The example you provide above for
~group+group:type
makes sense for pulling out Ribo/RNA ratios compared between two groups (group=Genotype*Stress). But, is there a good way to then compare Ribo/RNA between the different groups with respect to different Stress conditions? Would this be possible by using with model~group+group:type+group:type:stress
and contrasting with the three-way interaction term? Or, will I have to make multiple grouping variables to ask these two different questions with the same model? I understand the two-way intxn term above is 'ratio of ratios', but it is a little harder for wrap my head around that plus another ratio, if that makes sense.edit: or, would it be more appropriate to make 'group' be the distinct intersection of all factors, and then compare Ribo/RNA for group by making the numerator the mean of the 'groups' with Ribo, and denominator mean of the 'groups' with RNA? And continue in that way for then the stress condition differences as above? Does that make sense?
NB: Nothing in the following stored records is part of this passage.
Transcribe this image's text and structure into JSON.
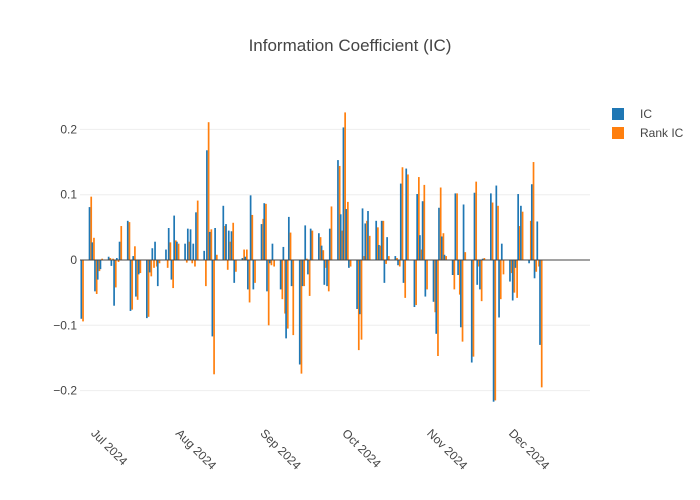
{
  "chart_data": {
    "type": "bar",
    "title": "Information Coefficient (IC)",
    "xlabel": "",
    "ylabel": "",
    "x_start": "2024-06-28",
    "x_end": "2024-12-31",
    "ylim": [
      -0.245,
      0.245
    ],
    "yticks": [
      -0.2,
      -0.1,
      0,
      0.1,
      0.2
    ],
    "ytick_labels": [
      "−0.2",
      "−0.1",
      "0",
      "0.1",
      "0.2"
    ],
    "xticks": [
      {
        "date": "2024-07-01",
        "label": "Jul 2024"
      },
      {
        "date": "2024-08-01",
        "label": "Aug 2024"
      },
      {
        "date": "2024-09-01",
        "label": "Sep 2024"
      },
      {
        "date": "2024-10-01",
        "label": "Oct 2024"
      },
      {
        "date": "2024-11-01",
        "label": "Nov 2024"
      },
      {
        "date": "2024-12-01",
        "label": "Dec 2024"
      }
    ],
    "legend_position": "top-right",
    "grid": true,
    "series": [
      {
        "name": "IC",
        "color": "#1f77b4"
      },
      {
        "name": "Rank IC",
        "color": "#ff7f0e"
      }
    ],
    "points": [
      {
        "date": "2024-06-28",
        "ic": -0.09,
        "rank_ic": -0.094
      },
      {
        "date": "2024-07-01",
        "ic": 0.081,
        "rank_ic": 0.097
      },
      {
        "date": "2024-07-02",
        "ic": 0.027,
        "rank_ic": 0.034
      },
      {
        "date": "2024-07-03",
        "ic": -0.048,
        "rank_ic": -0.052
      },
      {
        "date": "2024-07-04",
        "ic": -0.03,
        "rank_ic": -0.017
      },
      {
        "date": "2024-07-05",
        "ic": -0.014,
        "rank_ic": 0.002
      },
      {
        "date": "2024-07-08",
        "ic": 0.005,
        "rank_ic": 0.003
      },
      {
        "date": "2024-07-09",
        "ic": -0.009,
        "rank_ic": 0.002
      },
      {
        "date": "2024-07-10",
        "ic": -0.07,
        "rank_ic": -0.042
      },
      {
        "date": "2024-07-11",
        "ic": 0.003,
        "rank_ic": -0.003
      },
      {
        "date": "2024-07-12",
        "ic": 0.028,
        "rank_ic": 0.052
      },
      {
        "date": "2024-07-15",
        "ic": 0.06,
        "rank_ic": 0.058
      },
      {
        "date": "2024-07-16",
        "ic": -0.078,
        "rank_ic": -0.076
      },
      {
        "date": "2024-07-17",
        "ic": 0.006,
        "rank_ic": 0.021
      },
      {
        "date": "2024-07-18",
        "ic": -0.056,
        "rank_ic": -0.061
      },
      {
        "date": "2024-07-19",
        "ic": -0.022,
        "rank_ic": -0.02
      },
      {
        "date": "2024-07-22",
        "ic": -0.089,
        "rank_ic": -0.087
      },
      {
        "date": "2024-07-23",
        "ic": -0.019,
        "rank_ic": -0.025
      },
      {
        "date": "2024-07-24",
        "ic": 0.018,
        "rank_ic": -0.012
      },
      {
        "date": "2024-07-25",
        "ic": 0.028,
        "rank_ic": -0.01
      },
      {
        "date": "2024-07-26",
        "ic": -0.04,
        "rank_ic": -0.005
      },
      {
        "date": "2024-07-29",
        "ic": 0.016,
        "rank_ic": -0.012
      },
      {
        "date": "2024-07-30",
        "ic": 0.049,
        "rank_ic": 0.027
      },
      {
        "date": "2024-07-31",
        "ic": -0.03,
        "rank_ic": -0.043
      },
      {
        "date": "2024-08-01",
        "ic": 0.068,
        "rank_ic": 0.03
      },
      {
        "date": "2024-08-02",
        "ic": 0.028,
        "rank_ic": 0.025
      },
      {
        "date": "2024-08-05",
        "ic": 0.025,
        "rank_ic": -0.004
      },
      {
        "date": "2024-08-06",
        "ic": 0.048,
        "rank_ic": 0.028
      },
      {
        "date": "2024-08-07",
        "ic": 0.047,
        "rank_ic": -0.005
      },
      {
        "date": "2024-08-08",
        "ic": 0.025,
        "rank_ic": -0.01
      },
      {
        "date": "2024-08-09",
        "ic": 0.073,
        "rank_ic": 0.091
      },
      {
        "date": "2024-08-12",
        "ic": 0.014,
        "rank_ic": -0.04
      },
      {
        "date": "2024-08-13",
        "ic": 0.168,
        "rank_ic": 0.211
      },
      {
        "date": "2024-08-14",
        "ic": 0.043,
        "rank_ic": 0.047
      },
      {
        "date": "2024-08-15",
        "ic": -0.117,
        "rank_ic": -0.175
      },
      {
        "date": "2024-08-16",
        "ic": 0.049,
        "rank_ic": 0.008
      },
      {
        "date": "2024-08-19",
        "ic": 0.083,
        "rank_ic": 0.052
      },
      {
        "date": "2024-08-20",
        "ic": 0.055,
        "rank_ic": -0.015
      },
      {
        "date": "2024-08-21",
        "ic": 0.045,
        "rank_ic": 0.028
      },
      {
        "date": "2024-08-22",
        "ic": 0.044,
        "rank_ic": 0.057
      },
      {
        "date": "2024-08-23",
        "ic": -0.035,
        "rank_ic": -0.018
      },
      {
        "date": "2024-08-26",
        "ic": 0.003,
        "rank_ic": 0.016
      },
      {
        "date": "2024-08-27",
        "ic": 0.005,
        "rank_ic": 0.016
      },
      {
        "date": "2024-08-28",
        "ic": -0.045,
        "rank_ic": -0.065
      },
      {
        "date": "2024-08-29",
        "ic": 0.099,
        "rank_ic": 0.069
      },
      {
        "date": "2024-08-30",
        "ic": -0.045,
        "rank_ic": -0.035
      },
      {
        "date": "2024-09-02",
        "ic": 0.055,
        "rank_ic": 0.063
      },
      {
        "date": "2024-09-03",
        "ic": 0.087,
        "rank_ic": 0.086
      },
      {
        "date": "2024-09-04",
        "ic": -0.048,
        "rank_ic": -0.1
      },
      {
        "date": "2024-09-05",
        "ic": -0.005,
        "rank_ic": -0.008
      },
      {
        "date": "2024-09-06",
        "ic": 0.025,
        "rank_ic": -0.01
      },
      {
        "date": "2024-09-09",
        "ic": -0.045,
        "rank_ic": -0.06
      },
      {
        "date": "2024-09-10",
        "ic": 0.02,
        "rank_ic": -0.082
      },
      {
        "date": "2024-09-11",
        "ic": -0.12,
        "rank_ic": -0.105
      },
      {
        "date": "2024-09-12",
        "ic": 0.066,
        "rank_ic": 0.042
      },
      {
        "date": "2024-09-13",
        "ic": -0.04,
        "rank_ic": -0.115
      },
      {
        "date": "2024-09-16",
        "ic": -0.16,
        "rank_ic": -0.174
      },
      {
        "date": "2024-09-17",
        "ic": -0.04,
        "rank_ic": -0.04
      },
      {
        "date": "2024-09-18",
        "ic": 0.053,
        "rank_ic": 0.002
      },
      {
        "date": "2024-09-19",
        "ic": -0.022,
        "rank_ic": -0.055
      },
      {
        "date": "2024-09-20",
        "ic": 0.048,
        "rank_ic": 0.045
      },
      {
        "date": "2024-09-23",
        "ic": 0.041,
        "rank_ic": 0.035
      },
      {
        "date": "2024-09-24",
        "ic": 0.022,
        "rank_ic": 0.015
      },
      {
        "date": "2024-09-25",
        "ic": -0.038,
        "rank_ic": -0.012
      },
      {
        "date": "2024-09-26",
        "ic": -0.04,
        "rank_ic": -0.048
      },
      {
        "date": "2024-09-27",
        "ic": 0.048,
        "rank_ic": 0.082
      },
      {
        "date": "2024-09-30",
        "ic": 0.153,
        "rank_ic": 0.144
      },
      {
        "date": "2024-10-01",
        "ic": 0.07,
        "rank_ic": 0.045
      },
      {
        "date": "2024-10-02",
        "ic": 0.203,
        "rank_ic": 0.226
      },
      {
        "date": "2024-10-03",
        "ic": 0.078,
        "rank_ic": 0.089
      },
      {
        "date": "2024-10-04",
        "ic": -0.012,
        "rank_ic": -0.01
      },
      {
        "date": "2024-10-07",
        "ic": -0.075,
        "rank_ic": -0.138
      },
      {
        "date": "2024-10-08",
        "ic": -0.083,
        "rank_ic": -0.122
      },
      {
        "date": "2024-10-09",
        "ic": 0.079,
        "rank_ic": 0.006
      },
      {
        "date": "2024-10-10",
        "ic": 0.056,
        "rank_ic": 0.06
      },
      {
        "date": "2024-10-11",
        "ic": 0.075,
        "rank_ic": 0.037
      },
      {
        "date": "2024-10-14",
        "ic": 0.06,
        "rank_ic": 0.05
      },
      {
        "date": "2024-10-15",
        "ic": 0.023,
        "rank_ic": 0.022
      },
      {
        "date": "2024-10-16",
        "ic": 0.06,
        "rank_ic": 0.06
      },
      {
        "date": "2024-10-17",
        "ic": -0.035,
        "rank_ic": -0.006
      },
      {
        "date": "2024-10-18",
        "ic": 0.035,
        "rank_ic": 0.006
      },
      {
        "date": "2024-10-21",
        "ic": 0.006,
        "rank_ic": 0.003
      },
      {
        "date": "2024-10-22",
        "ic": -0.008,
        "rank_ic": -0.01
      },
      {
        "date": "2024-10-23",
        "ic": 0.117,
        "rank_ic": 0.142
      },
      {
        "date": "2024-10-24",
        "ic": -0.035,
        "rank_ic": -0.058
      },
      {
        "date": "2024-10-25",
        "ic": 0.14,
        "rank_ic": 0.131
      },
      {
        "date": "2024-10-28",
        "ic": -0.072,
        "rank_ic": -0.069
      },
      {
        "date": "2024-10-29",
        "ic": 0.101,
        "rank_ic": 0.127
      },
      {
        "date": "2024-10-30",
        "ic": 0.038,
        "rank_ic": 0.016
      },
      {
        "date": "2024-10-31",
        "ic": 0.09,
        "rank_ic": 0.115
      },
      {
        "date": "2024-11-01",
        "ic": -0.056,
        "rank_ic": -0.045
      },
      {
        "date": "2024-11-04",
        "ic": -0.064,
        "rank_ic": -0.08
      },
      {
        "date": "2024-11-05",
        "ic": -0.113,
        "rank_ic": -0.147
      },
      {
        "date": "2024-11-06",
        "ic": 0.08,
        "rank_ic": 0.111
      },
      {
        "date": "2024-11-07",
        "ic": 0.036,
        "rank_ic": 0.041
      },
      {
        "date": "2024-11-08",
        "ic": 0.008,
        "rank_ic": 0.006
      },
      {
        "date": "2024-11-11",
        "ic": -0.023,
        "rank_ic": -0.045
      },
      {
        "date": "2024-11-12",
        "ic": 0.102,
        "rank_ic": 0.102
      },
      {
        "date": "2024-11-13",
        "ic": -0.023,
        "rank_ic": -0.053
      },
      {
        "date": "2024-11-14",
        "ic": -0.103,
        "rank_ic": -0.125
      },
      {
        "date": "2024-11-15",
        "ic": 0.085,
        "rank_ic": 0.012
      },
      {
        "date": "2024-11-18",
        "ic": -0.157,
        "rank_ic": -0.148
      },
      {
        "date": "2024-11-19",
        "ic": 0.103,
        "rank_ic": 0.12
      },
      {
        "date": "2024-11-20",
        "ic": -0.038,
        "rank_ic": -0.01
      },
      {
        "date": "2024-11-21",
        "ic": -0.045,
        "rank_ic": -0.063
      },
      {
        "date": "2024-11-22",
        "ic": 0.002,
        "rank_ic": 0.003
      },
      {
        "date": "2024-11-25",
        "ic": 0.102,
        "rank_ic": 0.088
      },
      {
        "date": "2024-11-26",
        "ic": -0.217,
        "rank_ic": -0.215
      },
      {
        "date": "2024-11-27",
        "ic": 0.114,
        "rank_ic": 0.083
      },
      {
        "date": "2024-11-28",
        "ic": -0.088,
        "rank_ic": -0.06
      },
      {
        "date": "2024-11-29",
        "ic": 0.025,
        "rank_ic": -0.022
      },
      {
        "date": "2024-12-02",
        "ic": -0.033,
        "rank_ic": -0.02
      },
      {
        "date": "2024-12-03",
        "ic": -0.062,
        "rank_ic": -0.05
      },
      {
        "date": "2024-12-04",
        "ic": -0.012,
        "rank_ic": -0.058
      },
      {
        "date": "2024-12-05",
        "ic": 0.101,
        "rank_ic": 0.052
      },
      {
        "date": "2024-12-06",
        "ic": 0.083,
        "rank_ic": 0.074
      },
      {
        "date": "2024-12-09",
        "ic": -0.005,
        "rank_ic": 0.06
      },
      {
        "date": "2024-12-10",
        "ic": 0.116,
        "rank_ic": 0.15
      },
      {
        "date": "2024-12-11",
        "ic": -0.028,
        "rank_ic": -0.018
      },
      {
        "date": "2024-12-12",
        "ic": 0.059,
        "rank_ic": -0.01
      },
      {
        "date": "2024-12-13",
        "ic": -0.13,
        "rank_ic": -0.195
      }
    ]
  }
}
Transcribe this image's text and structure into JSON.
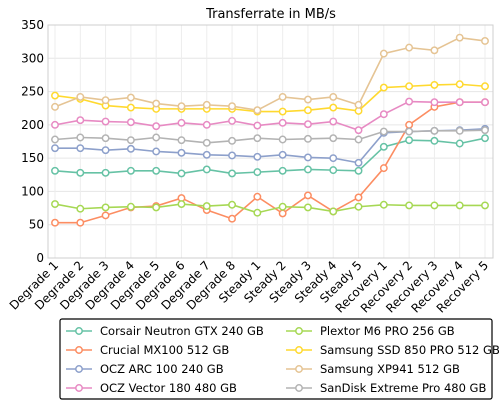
{
  "chart_data": {
    "type": "line",
    "title": "Transferrate in MB/s",
    "xlabel": "",
    "ylabel": "",
    "ylim": [
      0,
      350
    ],
    "yticks": [
      0,
      50,
      100,
      150,
      200,
      250,
      300,
      350
    ],
    "grid": true,
    "legend_position": "bottom",
    "categories": [
      "Degrade 1",
      "Degrade 2",
      "Degrade 3",
      "Degrade 4",
      "Degrade 5",
      "Degrade 6",
      "Degrade 7",
      "Degrade 8",
      "Steady 1",
      "Steady 2",
      "Steady 3",
      "Steady 4",
      "Steady 5",
      "Recovery 1",
      "Recovery 2",
      "Recovery 3",
      "Recovery 4",
      "Recovery 5"
    ],
    "series": [
      {
        "name": "Corsair Neutron GTX 240 GB",
        "color": "#66c2a5",
        "values": [
          131,
          128,
          128,
          131,
          131,
          127,
          133,
          127,
          129,
          131,
          133,
          132,
          131,
          167,
          177,
          176,
          172,
          180
        ]
      },
      {
        "name": "Crucial MX100 512 GB",
        "color": "#fc8d62",
        "values": [
          53,
          53,
          64,
          76,
          78,
          90,
          72,
          59,
          92,
          67,
          94,
          70,
          91,
          135,
          200,
          227,
          234,
          234
        ]
      },
      {
        "name": "OCZ ARC 100 240 GB",
        "color": "#8da0cb",
        "values": [
          165,
          165,
          162,
          164,
          160,
          158,
          155,
          154,
          152,
          155,
          151,
          150,
          143,
          188,
          190,
          191,
          192,
          194
        ]
      },
      {
        "name": "OCZ Vector 180 480 GB",
        "color": "#e78ac3",
        "values": [
          200,
          207,
          205,
          204,
          198,
          203,
          200,
          206,
          199,
          203,
          201,
          205,
          192,
          216,
          235,
          234,
          234,
          234
        ]
      },
      {
        "name": "Plextor M6 PRO 256 GB",
        "color": "#a6d854",
        "values": [
          81,
          74,
          76,
          77,
          76,
          81,
          78,
          80,
          68,
          77,
          76,
          70,
          77,
          80,
          79,
          79,
          79,
          79
        ]
      },
      {
        "name": "Samsung SSD 850 PRO 512 GB",
        "color": "#ffd92f",
        "values": [
          244,
          239,
          229,
          226,
          224,
          224,
          224,
          224,
          220,
          220,
          222,
          226,
          221,
          256,
          258,
          260,
          261,
          258
        ]
      },
      {
        "name": "Samsung XP941 512 GB",
        "color": "#e5c494",
        "values": [
          227,
          242,
          237,
          241,
          232,
          228,
          230,
          228,
          222,
          242,
          238,
          242,
          230,
          307,
          316,
          312,
          331,
          326
        ]
      },
      {
        "name": "SanDisk Extreme Pro 480 GB",
        "color": "#b3b3b3",
        "values": [
          178,
          181,
          180,
          177,
          181,
          177,
          173,
          176,
          180,
          178,
          179,
          180,
          178,
          190,
          190,
          191,
          191,
          192
        ]
      }
    ]
  }
}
Thank you for help! Best, Ananda
hi Ananda,
This is pretty complicated, and there are actually many choices to make here. The choices are more about the assumptions of your model, so I'd recommend that you consult with a statistician. As you can imagine, I have limited time for statistical analysis and design questions on the support website, but have to limit to software issues.